American politician, businessman and educator

Robert E. Brinkmeier (May 20, 1922 - March 9, 2007) was an American politician, businessman and educator who served as a Democratic member of the Illinois House of Representatives from 1967 to 1977.

==Biography==
Brinkmeier was born on a farm near Pearl City in Stephenson County, Illinois. He attended Shannon High School in Carroll County, Illinois. He served in the United States Army Air Forces during World War II. He received his bachelor's degree from Bradley University and his master's degree from Northern Illinois University. He was a teacher, coach, and athletic director at several high schools. Brinkmeier was also in the insurance business and lived in Freeport, Illinois.

In 1964, he ran for the United States House of Representatives in Illinois's 16th congressional district against Republican incumbent John B. Anderson. Brinkmeier lost receiving 43.6% of the vote to Anderson's 56.4%. Two years later, Brinkmeier was elected to the Illinois House of Representatives in 1966 as one of three members from the 35th district along with Republicans Merle K. Anderson and Robert Law.

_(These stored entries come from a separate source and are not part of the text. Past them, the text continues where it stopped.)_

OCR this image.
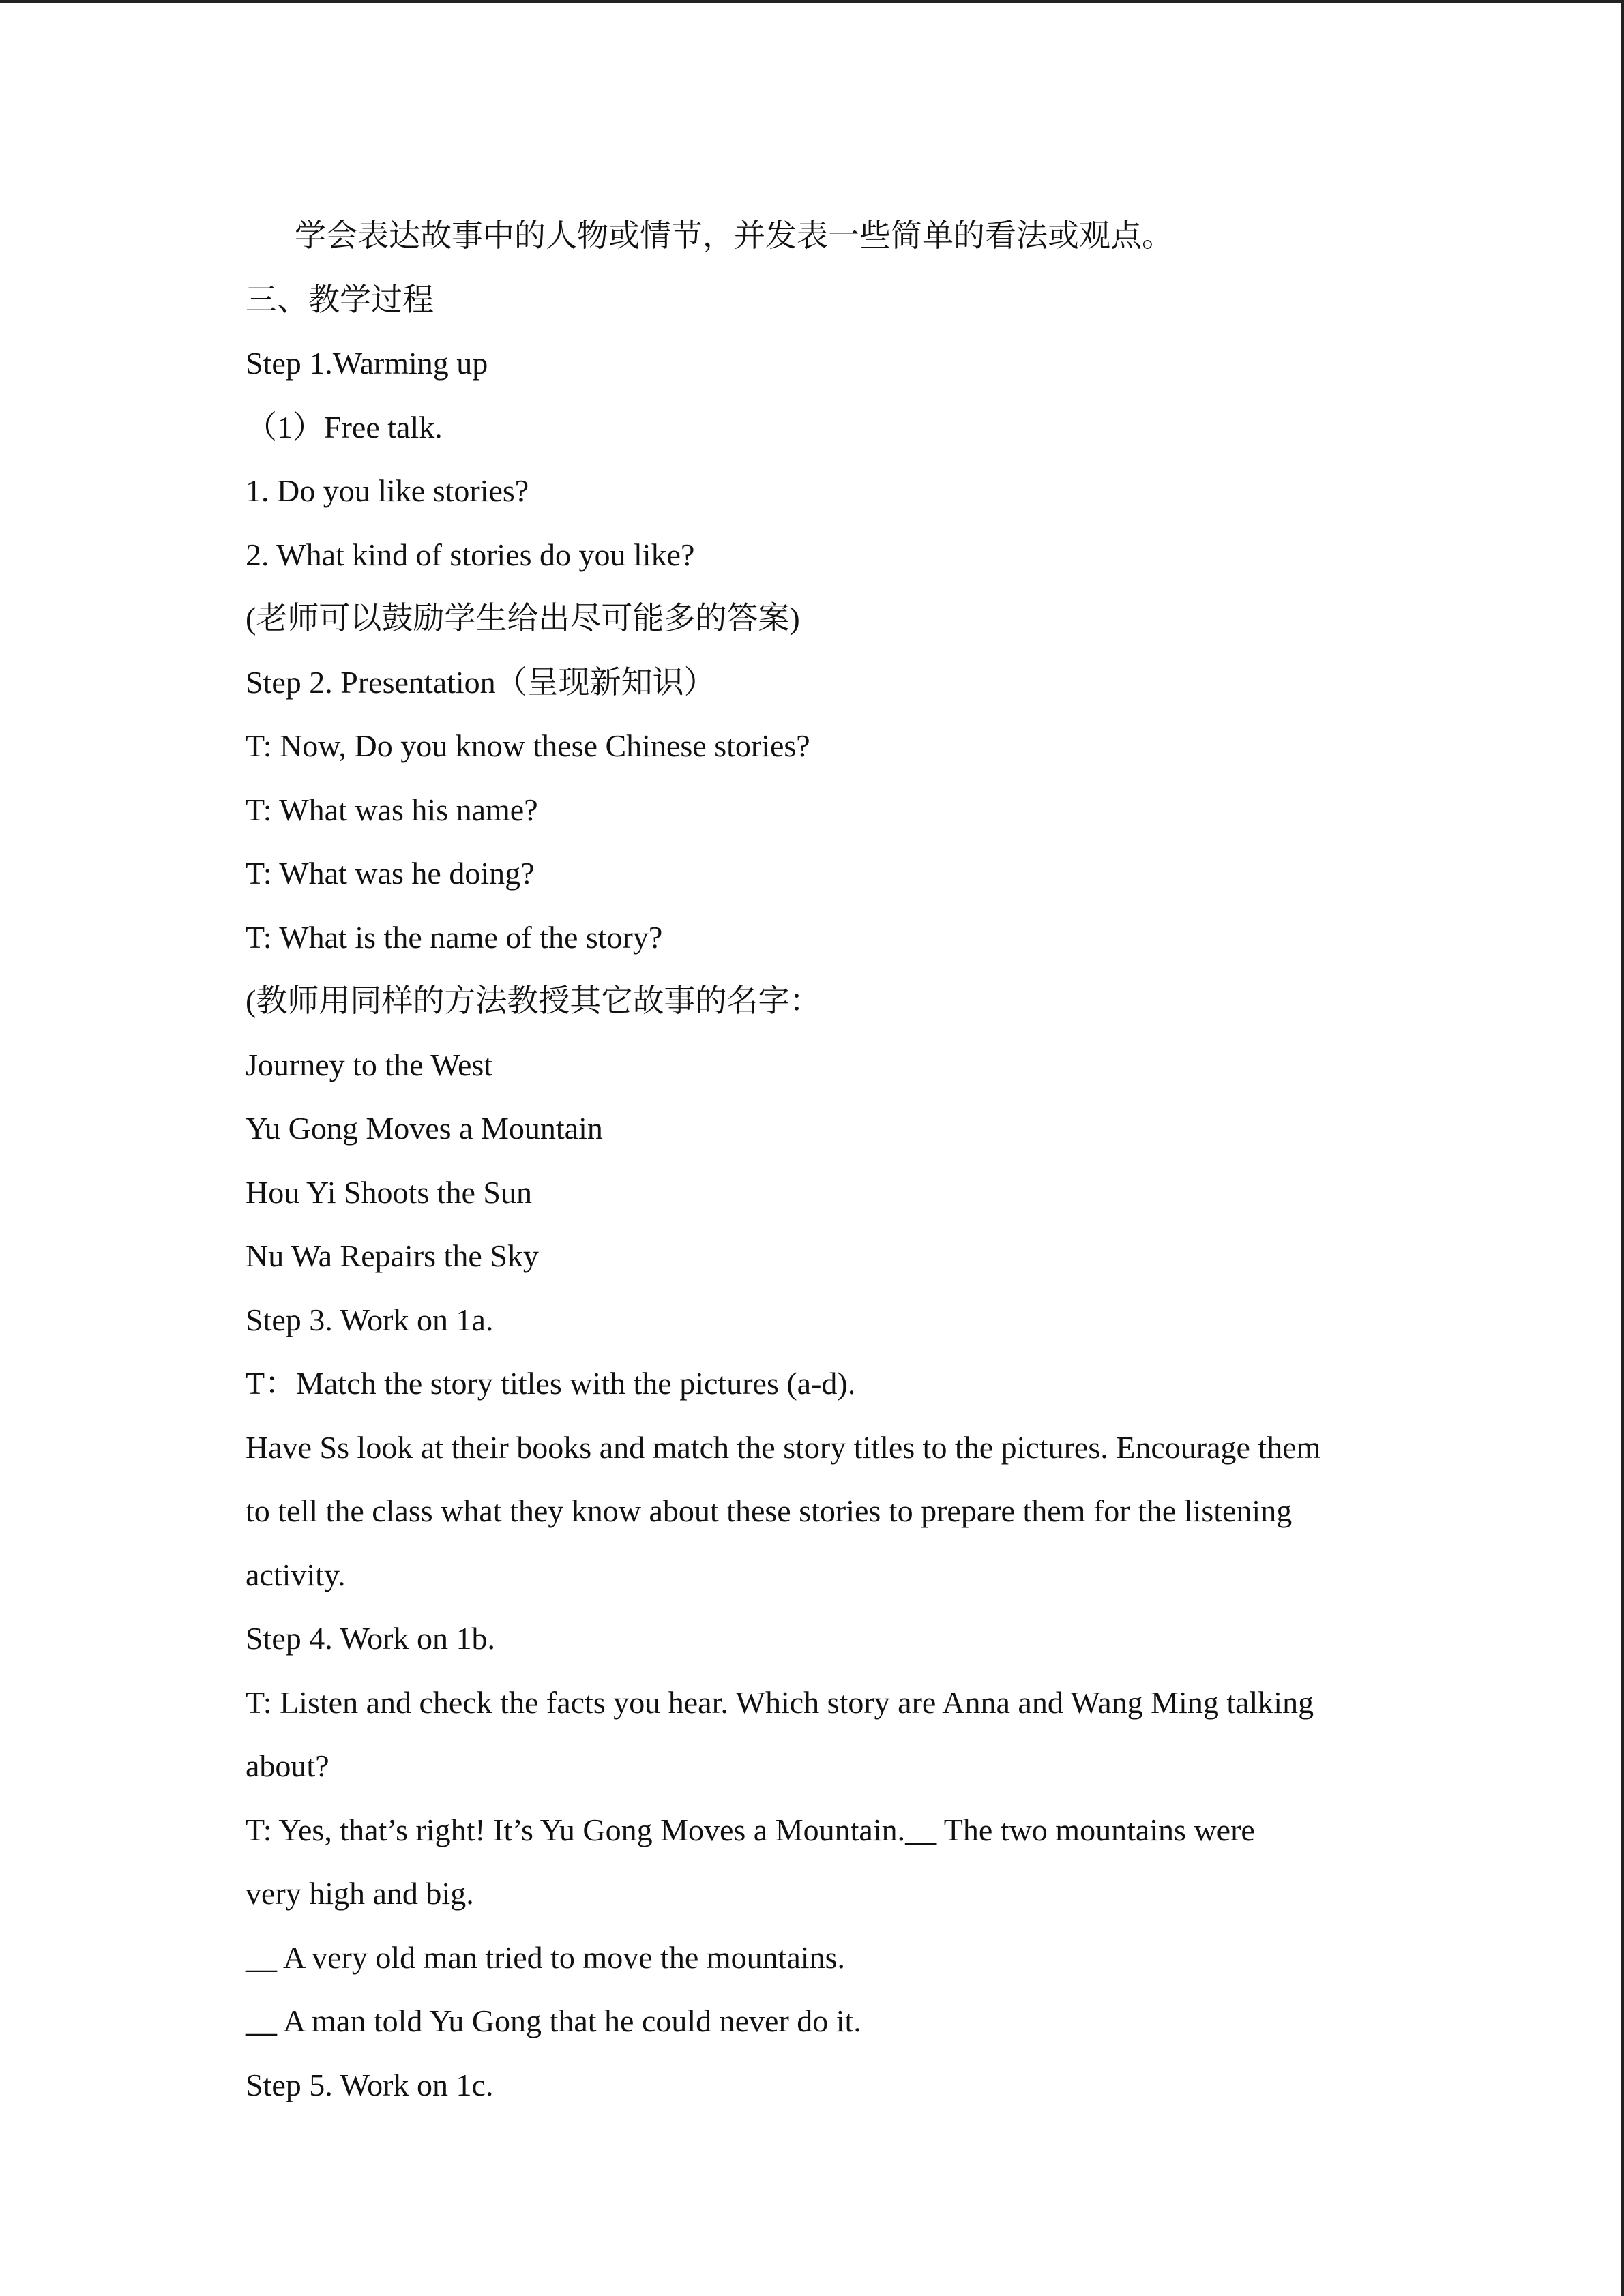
学会表达故事中的人物或情节，并发表一些简单的看法或观点。
三、教学过程
Step 1.Warming up
（1）Free talk.
1. Do you like stories?
2. What kind of stories do you like?
(老师可以鼓励学生给出尽可能多的答案)
Step 2. Presentation（呈现新知识）
T: Now, Do you know these Chinese stories?
T: What was his name?
T: What was he doing?
T: What is the name of the story?
(教师用同样的方法教授其它故事的名字：
Journey to the West
Yu Gong Moves a Mountain
Hou Yi Shoots the Sun
Nu Wa Repairs the Sky
Step 3. Work on 1a.
T：Match the story titles with the pictures (a-d).
Have Ss look at their books and match the story titles to the pictures. Encourage them
to tell the class what they know about these stories to prepare them for the listening
activity.
Step 4. Work on 1b.
T: Listen and check the facts you hear. Which story are Anna and Wang Ming talking
about?
T: Yes, that’s right! It’s Yu Gong Moves a Mountain.__ The two mountains were
very high and big.
__ A very old man tried to move the mountains.
__ A man told Yu Gong that he could never do it.
Step 5. Work on 1c.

In 1976, he was appointed to the Advisory Committee on the Compensation of General Assembly. That same year, Brinkmeier was unable to secure reelection losing to Republican incumbent Harlan Rigney, Democratic incumbent Richard Mulcahey, and Republican candidate Harold Adams.

After his loss, he was appointed a motor carrier auditor with the Illinois Secretary of State. He held this job, which involved auditing books of Illinois trucking companies who do business outside of the state, until 1979 when he became assistant superintendent of the Illinois State Fair. In 1983, Neil Hartigan hired Brinkmeier to serve as Legislative Director in the Office of the Illinois Attorney General.

Brinkmeier died at Memorial Health Center in Springfield, Illinois in 2007.